Instruction how to find the volume of a regular triangular pyramid
For regular triangular pyramid correct total for these polyhedra formula for determining the volume (V) of the space enclosed inside faces of the figures. She attributes this option with the height (H) and a base area (s). Since in this case all the faces are the same, do not necessarily know the area is the base - to calculate the volume multiply the area of any face to the height, and the result is divided into three parts: V = s * H / 3.
If you know the total surface area (S) of the pyramid and its height (H), to determine the volume (V) using the previous step formula that has quadrupled in the denominator: V = S * H / 12. This follows from the fact that the total area of the figure is made up of four identical in size faces.
The area of the right triangle is equal to the product of the square of the length of a quarter of her hand on the root of three.
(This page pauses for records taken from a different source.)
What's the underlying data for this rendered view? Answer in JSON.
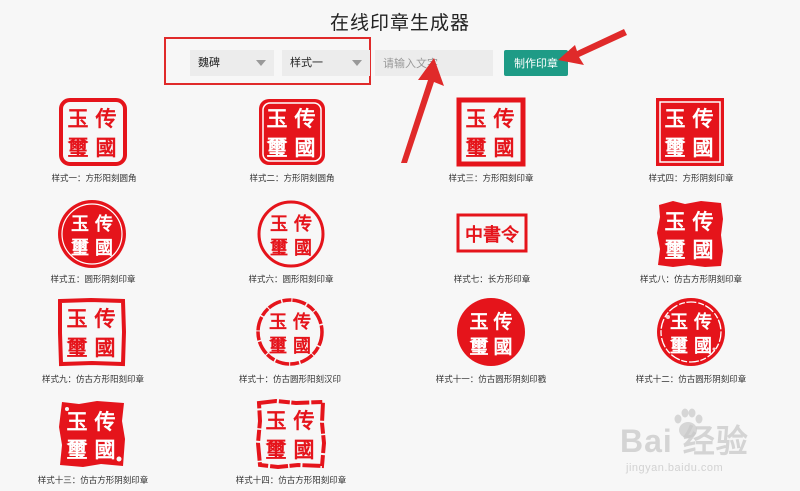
{
  "page": {
    "title": "在线印章生成器"
  },
  "controls": {
    "font_select": {
      "value": "魏碑"
    },
    "style_select": {
      "value": "样式一"
    },
    "text_input": {
      "placeholder": "请输入文字"
    },
    "make_button": {
      "label": "制作印章"
    }
  },
  "seal_chars": {
    "yu": "玉",
    "chuan": "传",
    "xi": "璽",
    "guo": "國",
    "long_text": "中書令"
  },
  "seals": [
    {
      "caption": "样式一：方形阳刻圆角"
    },
    {
      "caption": "样式二：方形阴刻圆角"
    },
    {
      "caption": "样式三：方形阳刻印章"
    },
    {
      "caption": "样式四：方形阴刻印章"
    },
    {
      "caption": "样式五：圆形阴刻印章"
    },
    {
      "caption": "样式六：圆形阳刻印章"
    },
    {
      "caption": "样式七：长方形印章"
    },
    {
      "caption": "样式八：仿古方形阴刻印章"
    },
    {
      "caption": "样式九：仿古方形阳刻印章"
    },
    {
      "caption": "样式十：仿古圆形阳刻汉印"
    },
    {
      "caption": "样式十一：仿古圆形阴刻印戳"
    },
    {
      "caption": "样式十二：仿古圆形阴刻印章"
    },
    {
      "caption": "样式十三：仿古方形阴刻印章"
    },
    {
      "caption": "样式十四：仿古方形阳刻印章"
    }
  ],
  "watermark": {
    "main": "Bai 经验",
    "sub": "jingyan.baidu.com"
  },
  "colors": {
    "seal_red": "#e5141b",
    "button": "#1e9b86",
    "highlight": "#e02a2a"
  }
}
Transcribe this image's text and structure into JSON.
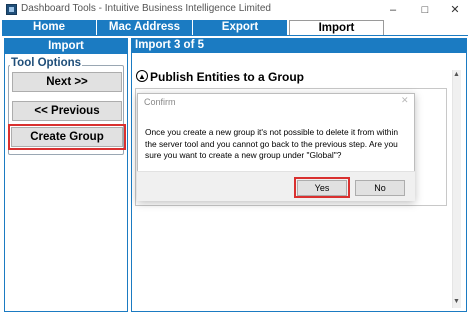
{
  "window": {
    "title": "Dashboard Tools - Intuitive Business Intelligence Limited",
    "controls": {
      "minimize": "–",
      "maximize": "□",
      "close": "✕"
    }
  },
  "tabs": [
    {
      "label": "Home",
      "active": false
    },
    {
      "label": "Mac Address",
      "active": false
    },
    {
      "label": "Export",
      "active": false
    },
    {
      "label": "Import",
      "active": true
    }
  ],
  "left_panel": {
    "header": "Import",
    "group_label": "Tool Options",
    "buttons": {
      "next": "Next >>",
      "previous": "<< Previous",
      "create_group": "Create Group"
    }
  },
  "right_panel": {
    "header": "Import 3 of 5",
    "section_title": "Publish Entities to a Group",
    "section_icon": "chevron-up-circle-icon"
  },
  "dialog": {
    "title": "Confirm",
    "close_glyph": "✕",
    "message": "Once you create a new group it's not possible to delete it from within the server tool and you cannot go back to the previous step. Are you sure you want to create a new group under \"Global\"?",
    "buttons": {
      "yes": "Yes",
      "no": "No"
    }
  },
  "colors": {
    "accent": "#1b7bc2",
    "highlight": "#d9302f",
    "header_text": "#ffffff"
  }
}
Therefore, use this formula to find the volume (V) from the known length of the rib (a) a regular tetrahedron and its height (H): V = a² * H / (4 * √3).
However, knowing the length of the edge (a) a regular triangular pyramid, it is possible to calculate the volume (V) without the use of height or any other shape parameters. Lift only the required amount in cubic meters, multiply the square root of two, and divide the result by twelve: V = a³ * √2 / 12.
The converse is true - the height of the tetrahedron knowledge (H) is sufficient to calculate the volume (V). The length of the ribs in the previous step, the formula can be replaced by the triple height, divided by the square root of six: V = (3 * H / √6) ³ * √2 / 12 = 27 * √2 * H³ / (12 * (√6) ³ ). To get rid of all these roots and replace them with degrees decimal fraction 0,21651: V = H³ * 0,21651.
If a regular triangular pyramid is inscribed in the sphere of known radius (R), a formula for calculating the volume (V) can be written as: V = 16 * √2 * R³ / (3 * (√6) ³). For practical calculations replace all power of expression of one decimal sufficient accuracy: V = 0,51320 * R³.